On a separate note, most respondents were comfortable discussing weight issues with their doctors, and that only a small proportion of respondents felt stigmatized by healthcare professionals. This contrasted with the results reported by the UK All-Party Parliamentary Group on Obesity study, where up to 42% of respondents in that study did not feel comfortable discussing their obesity with their primary physician [40].

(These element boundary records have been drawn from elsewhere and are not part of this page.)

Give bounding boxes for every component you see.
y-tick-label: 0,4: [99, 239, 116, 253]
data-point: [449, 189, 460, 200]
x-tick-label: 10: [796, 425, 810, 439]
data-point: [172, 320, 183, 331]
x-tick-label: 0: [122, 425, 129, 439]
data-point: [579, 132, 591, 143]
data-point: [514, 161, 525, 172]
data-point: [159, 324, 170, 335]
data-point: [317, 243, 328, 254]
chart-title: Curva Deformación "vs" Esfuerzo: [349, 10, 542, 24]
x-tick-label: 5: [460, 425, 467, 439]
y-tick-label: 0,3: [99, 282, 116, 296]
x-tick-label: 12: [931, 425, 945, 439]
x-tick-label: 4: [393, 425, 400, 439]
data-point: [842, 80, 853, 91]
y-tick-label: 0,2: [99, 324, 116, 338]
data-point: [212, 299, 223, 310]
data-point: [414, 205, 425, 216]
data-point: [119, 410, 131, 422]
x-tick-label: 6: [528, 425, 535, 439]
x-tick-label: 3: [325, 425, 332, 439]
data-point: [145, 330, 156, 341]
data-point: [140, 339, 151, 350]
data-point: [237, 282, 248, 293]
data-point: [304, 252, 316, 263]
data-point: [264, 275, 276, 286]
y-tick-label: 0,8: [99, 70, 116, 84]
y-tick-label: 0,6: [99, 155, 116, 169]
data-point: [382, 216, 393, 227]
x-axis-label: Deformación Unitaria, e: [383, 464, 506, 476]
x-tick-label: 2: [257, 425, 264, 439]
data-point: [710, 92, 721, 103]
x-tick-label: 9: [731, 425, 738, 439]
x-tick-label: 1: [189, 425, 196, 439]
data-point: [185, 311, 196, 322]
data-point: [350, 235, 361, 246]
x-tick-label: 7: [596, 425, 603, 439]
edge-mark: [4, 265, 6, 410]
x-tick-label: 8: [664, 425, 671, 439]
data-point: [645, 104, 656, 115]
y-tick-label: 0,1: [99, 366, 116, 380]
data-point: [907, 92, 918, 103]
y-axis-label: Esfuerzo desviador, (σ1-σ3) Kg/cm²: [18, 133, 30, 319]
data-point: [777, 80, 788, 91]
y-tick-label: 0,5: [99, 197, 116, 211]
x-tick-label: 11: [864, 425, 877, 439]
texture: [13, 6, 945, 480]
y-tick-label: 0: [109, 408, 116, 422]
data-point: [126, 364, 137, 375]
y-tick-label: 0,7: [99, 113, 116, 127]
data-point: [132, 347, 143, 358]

The limitations of the study include responder bias, as it was performed on a sample of patients attending obesity follow-up in the hospital. Also, being a survey of respondents presenting to a weight management clinic, the motivation level to lose weight, the awareness of obesity as a disease entity and the physical characteristics of the study population may not be representative of the general populace, hence representing selection bias. Lastly, being a questionnaire, it was prone to recall bias. Yet, even with these limitations, the study findings were still valuable. The authors believe it provides a glimpse into the prevalence of obesity stigmatization in Asia. A subsequent qualitative study should be conducted via focused group interviews to gain a more in-depth understanding into the causes, with a focus on any cultural-specific factors, for such perceived weight-based stigmas amongst individuals with obesity, to spur public education efforts on the pathophysiology and knowledge of obesity as a disease entity.
In conclusion, the study findings suggest that obesity stigmatization remain ubiquitous, and is equally prevalent in Asia. Individuals with a higher BMI were more likely to report perceived workplace stigmatization as well as negative adaptive responses to diet and exercise in response to weight-based discrimination, independent of socioeconomic status.